Nano-Blog : April 6, 2025
Nano-Blog for the week of April 6, 2025.
§ April 8, 2025
-
Measuring Progress in Software Projects
There's an apocryphal quote attributed to manufacturing and business genius W. Edwards Deming: "If you can't measure it, you can't manage it." As the Deming Institute tells us, while it sounds like something Dr. Deming might say, he did not say that. Deming's thoughts are subtler, involving reasoning about what is knowable and unknowable as mentioned in this blog post by John Hunter.
Deming's ideas on how to run a production system, often called "Lean Manufacturing", were translated into the software domain as Lean Software Development. Mary and Tom Poppendieck wrote a very nice book about applying Lean Manufacturing principles to software in 2003: Lean Software Development. It's a relatively short and easy read and well worth the time. One of the nice features of Lean Software Development is, like eXtreme Programming, it's practices can be adopted one-at-a-time by individual teams, depending on their need.

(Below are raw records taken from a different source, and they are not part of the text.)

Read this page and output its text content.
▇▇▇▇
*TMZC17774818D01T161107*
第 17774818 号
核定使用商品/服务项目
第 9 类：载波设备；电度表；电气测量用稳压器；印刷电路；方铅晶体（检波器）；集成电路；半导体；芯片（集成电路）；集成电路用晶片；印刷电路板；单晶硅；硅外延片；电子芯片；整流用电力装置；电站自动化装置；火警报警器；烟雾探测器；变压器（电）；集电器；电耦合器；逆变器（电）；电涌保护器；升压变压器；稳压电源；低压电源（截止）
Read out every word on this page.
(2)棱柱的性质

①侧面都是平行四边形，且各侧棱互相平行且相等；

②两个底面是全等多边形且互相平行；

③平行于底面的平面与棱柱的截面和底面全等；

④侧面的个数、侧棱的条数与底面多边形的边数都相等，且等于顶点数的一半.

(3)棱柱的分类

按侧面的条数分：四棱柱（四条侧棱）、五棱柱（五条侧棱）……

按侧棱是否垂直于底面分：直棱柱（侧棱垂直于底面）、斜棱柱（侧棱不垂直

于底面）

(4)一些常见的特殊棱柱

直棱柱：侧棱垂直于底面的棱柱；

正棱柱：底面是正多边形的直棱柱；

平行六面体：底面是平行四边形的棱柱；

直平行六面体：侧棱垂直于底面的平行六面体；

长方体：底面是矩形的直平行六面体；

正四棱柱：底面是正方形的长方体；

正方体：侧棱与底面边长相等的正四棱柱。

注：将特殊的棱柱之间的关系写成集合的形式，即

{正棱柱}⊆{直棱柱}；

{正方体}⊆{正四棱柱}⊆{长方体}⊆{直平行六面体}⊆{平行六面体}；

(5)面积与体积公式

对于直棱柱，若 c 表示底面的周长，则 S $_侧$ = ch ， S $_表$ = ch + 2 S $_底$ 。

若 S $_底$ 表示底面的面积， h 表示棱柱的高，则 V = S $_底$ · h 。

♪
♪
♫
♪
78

On the other end of the organizational scale is Robert Grady and Deborah Caswell's Software Metrics: Establishing a Company-Wide Program. This text is from the 1980s and describes how the authors convinced Hewlett-Packard to start measuring the results of the software development process. It is unlikely modern readers will encounter exactly the same type of issues as described in this book, but I loved the description of how the metrics were chosen. There's still wisdom in these pages.